We found that overexpression of myrAKT in BL was associated with IKKB- and IKKA-dependent RELA phosphorylation and NF-κB activation. Given that AKT activates NF-κB by IKK phosphorylation [53], this finding is not surprising. Interestingly, the NF-κB signature is repressed in BL in comparison with ABC- and even with GCB-DLBCL [9]. Given that active PI3K-AKT can induce the NF-κB pathway, this is further arguing against the hypothesis of AKT-hyperactivation in BL. The low NF-κB activity might facilitate BL survival because NF-κB activation represses MYC-driven lymphomagenesis and is toxic for BL cell lines [12, 54]. Importantly, NF-κB can potentiate PI3K-AKT activity, e.g., by suppression of PTEN [55] creating a self-amplifying circuit. We conclude that maintenance of the PI3K-AKT activity at physiological levels represents the addiction of BLs to the GC DZ B cell survival and proliferation programme.

We identified PTEN as an essential survival factor regulating the PI3K and IKK activities in BL. This finding again contradicts the common view of PTEN as a tumour suppressor in BL [1, 18]. Although PTEN mutations are rare in BL in comparison with GCB-DLBCLs [11, 25, 56, 57] and its expression can be identified by immunohistochemistry in most BL samples [58], it was suggested that miR-17-92HG-dependent PTEN repression activates PI3K-AKT in BL. However, this hypothesis has never been directly experimentally addressed. Moreover, fine-tuning of MYC as the main function of miR-17-92HG was described in another study [59]. Given that microRNAs act rather as rheostat than as a switch in regulation of protein expression, one might assume that miR-17-92HG is involved in tight regulation of PTEN in BL, but our data on the insensitivity of BL cell lines to PTEN overexpression also question this assumption.

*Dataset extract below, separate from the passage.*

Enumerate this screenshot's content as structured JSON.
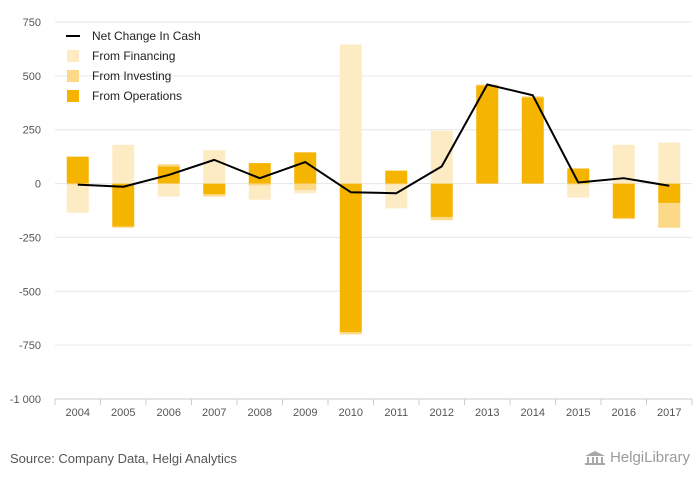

We revealed obvious similarities between the effects of myrAKT overexpression and PTEN knockdown. Both treatments increased AKT and IKK-NF-κB activities and decreased expression of the DZ marker CXCR4 and proto-oncogene MYB. In fact, we were able to reproduce the negative effects of PTEN knockdown and PI3K hyperactivation on DZ B lymphocytes [6] in BL cell lines. Of note, the dependency on PTEN expression is not unique. Genetic depletion of PTEN also inhibits leukemogenesis and induces apoptosis in BCR1-ABL-dependent pre-B-ALL [52].

We conclude that the PTEN-PI3K-AKT axis activity needs to be tightly controlled and maintained at physiological level in the oncogenic programme of BL.